Father John Guthrie recently sat down with The Bridge after joining the Mundelein Seminary faculty over the summer as a director of worship and formation advisor. The following interview conducted by seminarian Jared Rutnicki provides an opportunity to learn about Father Guthrie’s history, goals, and a few fun random facts.
How did you find your priestly vocation and hear your call?
“Thoughts of a priestly vocation began early in my life. I was a little boy when I first started “celebrating” Mass in the living room. After high school, I went to St. John’s, a Benedictine college in Minnesota. Then I taught in an all-black Catholic high school in Montgomery, Alabama. There, I lived with priests who each had their unique personality and gifts. I realized I could be totally who I was as a person and also be a priest. God accepts and forms our own individual humanity. As I lived and prayed with the priests, the thought of seminary kept coming back.
I attended the North American College and the Gregorian University in Rome. The best part about being in Rome was the catholicity. I loved going to papal audiences, Urbi et Orbi addresses, and seeing people from all continents. In particular, I remember a particular Pentecost Vigil when the Veni Sancte Spiritus was sung, each verse in a different language. It was like another Pentecost.”
What are some assignments you’ve had in the past?“
My love and my passion is being in a parish. I’ve been the pastor of four parishes (some clustered), ranging in size from 15 families to 1,500 families. I spent three years on staff at the United States Conference of Catholic Bishops in Washington serving in the office for Clergy, Consecrated Life, and Vocations. I was also vicar general for the Diocese of Bismarck.
I have been blessed with a lot of perspectives on the Church. I know what it is to see things from the perspective of the parish and an entire diocese as well as from the national and international perspective. All of these have expanded my vision of the Church.”

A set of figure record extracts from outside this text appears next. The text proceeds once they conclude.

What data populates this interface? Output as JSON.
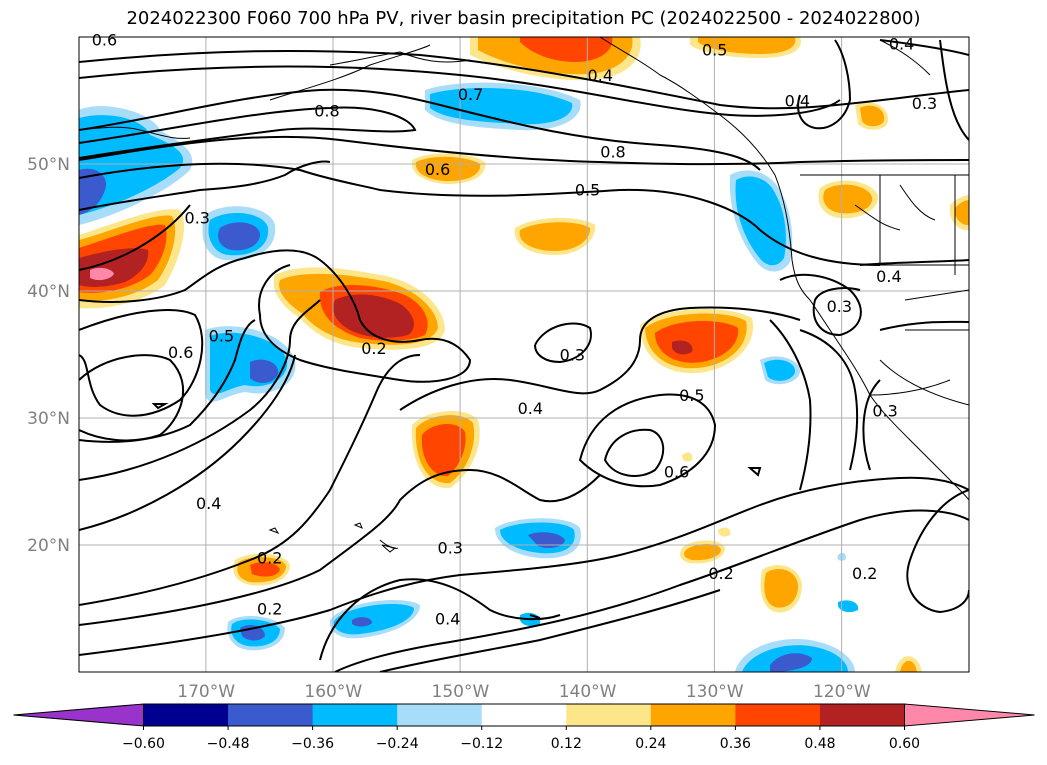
{
  "title": "2024022300 F060 700 hPa PV, river basin precipitation PC (2024022500 - 2024022800)",
  "chart_data": {
    "type": "contour",
    "title": "2024022300 F060 700 hPa PV, river basin precipitation PC (2024022500 - 2024022800)",
    "extent": {
      "lon": [
        -180,
        -110
      ],
      "lat": [
        10,
        60
      ]
    },
    "x_ticks": [
      {
        "value": -170,
        "label": "170°W"
      },
      {
        "value": -160,
        "label": "160°W"
      },
      {
        "value": -150,
        "label": "150°W"
      },
      {
        "value": -140,
        "label": "140°W"
      },
      {
        "value": -130,
        "label": "130°W"
      },
      {
        "value": -120,
        "label": "120°W"
      }
    ],
    "y_ticks": [
      {
        "value": 20,
        "label": "20°N"
      },
      {
        "value": 30,
        "label": "30°N"
      },
      {
        "value": 40,
        "label": "40°N"
      },
      {
        "value": 50,
        "label": "50°N"
      }
    ],
    "grid": true,
    "colorbar": {
      "levels": [
        -0.6,
        -0.48,
        -0.36,
        -0.24,
        -0.12,
        0.12,
        0.24,
        0.36,
        0.48,
        0.6
      ],
      "tick_labels": [
        "−0.60",
        "−0.48",
        "−0.36",
        "−0.24",
        "−0.12",
        "0.12",
        "0.24",
        "0.36",
        "0.48",
        "0.60"
      ],
      "colors": [
        "#9933cc",
        "#000090",
        "#3a5acd",
        "#00bbff",
        "#a8ddfa",
        "#ffffff",
        "#fde68a",
        "#ffa500",
        "#ff4500",
        "#b22222",
        "#ff88aa"
      ],
      "extend": "both"
    },
    "contour_labels": [
      {
        "text": "0.6",
        "lon": -178.0,
        "lat": 59.8
      },
      {
        "text": "0.8",
        "lon": -160.5,
        "lat": 54.2
      },
      {
        "text": "0.7",
        "lon": -149.2,
        "lat": 55.5
      },
      {
        "text": "0.4",
        "lon": -139.0,
        "lat": 57.0
      },
      {
        "text": "0.5",
        "lon": -130.0,
        "lat": 59.0
      },
      {
        "text": "0.4",
        "lon": -115.3,
        "lat": 59.5
      },
      {
        "text": "0.4",
        "lon": -123.5,
        "lat": 55.0
      },
      {
        "text": "0.3",
        "lon": -113.5,
        "lat": 54.8
      },
      {
        "text": "0.8",
        "lon": -138.0,
        "lat": 51.0
      },
      {
        "text": "0.6",
        "lon": -151.8,
        "lat": 49.6
      },
      {
        "text": "0.5",
        "lon": -140.0,
        "lat": 48.0
      },
      {
        "text": "0.3",
        "lon": -170.7,
        "lat": 45.8
      },
      {
        "text": "0.4",
        "lon": -116.3,
        "lat": 41.2
      },
      {
        "text": "0.3",
        "lon": -120.2,
        "lat": 38.8
      },
      {
        "text": "0.5",
        "lon": -168.8,
        "lat": 36.5
      },
      {
        "text": "0.6",
        "lon": -172.0,
        "lat": 35.2
      },
      {
        "text": "0.2",
        "lon": -156.8,
        "lat": 35.5
      },
      {
        "text": "0.3",
        "lon": -141.2,
        "lat": 35.0
      },
      {
        "text": "0.5",
        "lon": -131.8,
        "lat": 31.8
      },
      {
        "text": "0.4",
        "lon": -144.5,
        "lat": 30.8
      },
      {
        "text": "0.3",
        "lon": -116.6,
        "lat": 30.6
      },
      {
        "text": "0.6",
        "lon": -133.0,
        "lat": 25.8
      },
      {
        "text": "0.4",
        "lon": -169.8,
        "lat": 23.3
      },
      {
        "text": "0.3",
        "lon": -150.8,
        "lat": 19.8
      },
      {
        "text": "0.2",
        "lon": -165.0,
        "lat": 19.0
      },
      {
        "text": "0.2",
        "lon": -129.5,
        "lat": 17.8
      },
      {
        "text": "0.2",
        "lon": -118.2,
        "lat": 17.8
      },
      {
        "text": "0.2",
        "lon": -165.0,
        "lat": 15.0
      },
      {
        "text": "0.4",
        "lon": -151.0,
        "lat": 14.2
      }
    ]
  }
}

What are some of your hobbies?
Who is your favorite artist or artwork?“I like to play golf, keep up with friends, read, and go to art museums. I’m partial to authors like Graham Greene, Dostoyevsky, and Mann. Good literature and art help one to see grace and beauty in the midst of life. It opens your eyes and having a sense of beauty is crucial in the life of a priest, especially in preaching and celebrating the sacraments. Beauty is an important part of liturgy and helps people enter into the faith; it helps to develop one’s human spirit and a sense of compassion and empathy.”
Who inspires you?
“My parents. They were interesting … and interested … people. They had an openness and a curious spirit. In high school, I had an elderly teacher who was a Benedictine nun who introduced me to the liberal arts. A professor in college, Father Godfrey Diekmann, taught patristics and made me feel like I was in the presence of the Fathers. These teachers were wonderful because they had incredible knowledge and a passion for their material.
My ordaining bishop was an incredible leader. He had an expansive vision of the Church and was constantly thinking outside the box. I also had a fantastic spiritual director in seminary, Father George Aschenbrenner, SJ. He introduced me to Ignatian spirituality and showed me how relevant it is for the diocesan priesthood.”
What are you looking forward to the most about working here?
“When you’re in a parish, your parishioners are the focus of your ministry. Here, the seminarians are. I’m looking forward to teaching the seminarians and learning from them. I will be 60 next year and hanging around with a younger generation brings new energy and zeal. I’m excited about what I have to offer them but also about what they have to offer me.
I’ve been celebrating liturgy for many years. What I love about liturgy is that it incarnates theology. Everything about liturgy flows from the theological disciplines. This new assignment gives me the opportunity to reflect on these things with the staff and seminarians here.
I said yes to this assignment because I saw it as an opportunity to grow. When one is ordained, you don’t know what’s going to be asked of you, but you have to be available to do it. Being available is essential to being a priest. I’m grateful to be here.”
Jared Rutnicki is a third-year theologian studying for the Diocese of Joliet.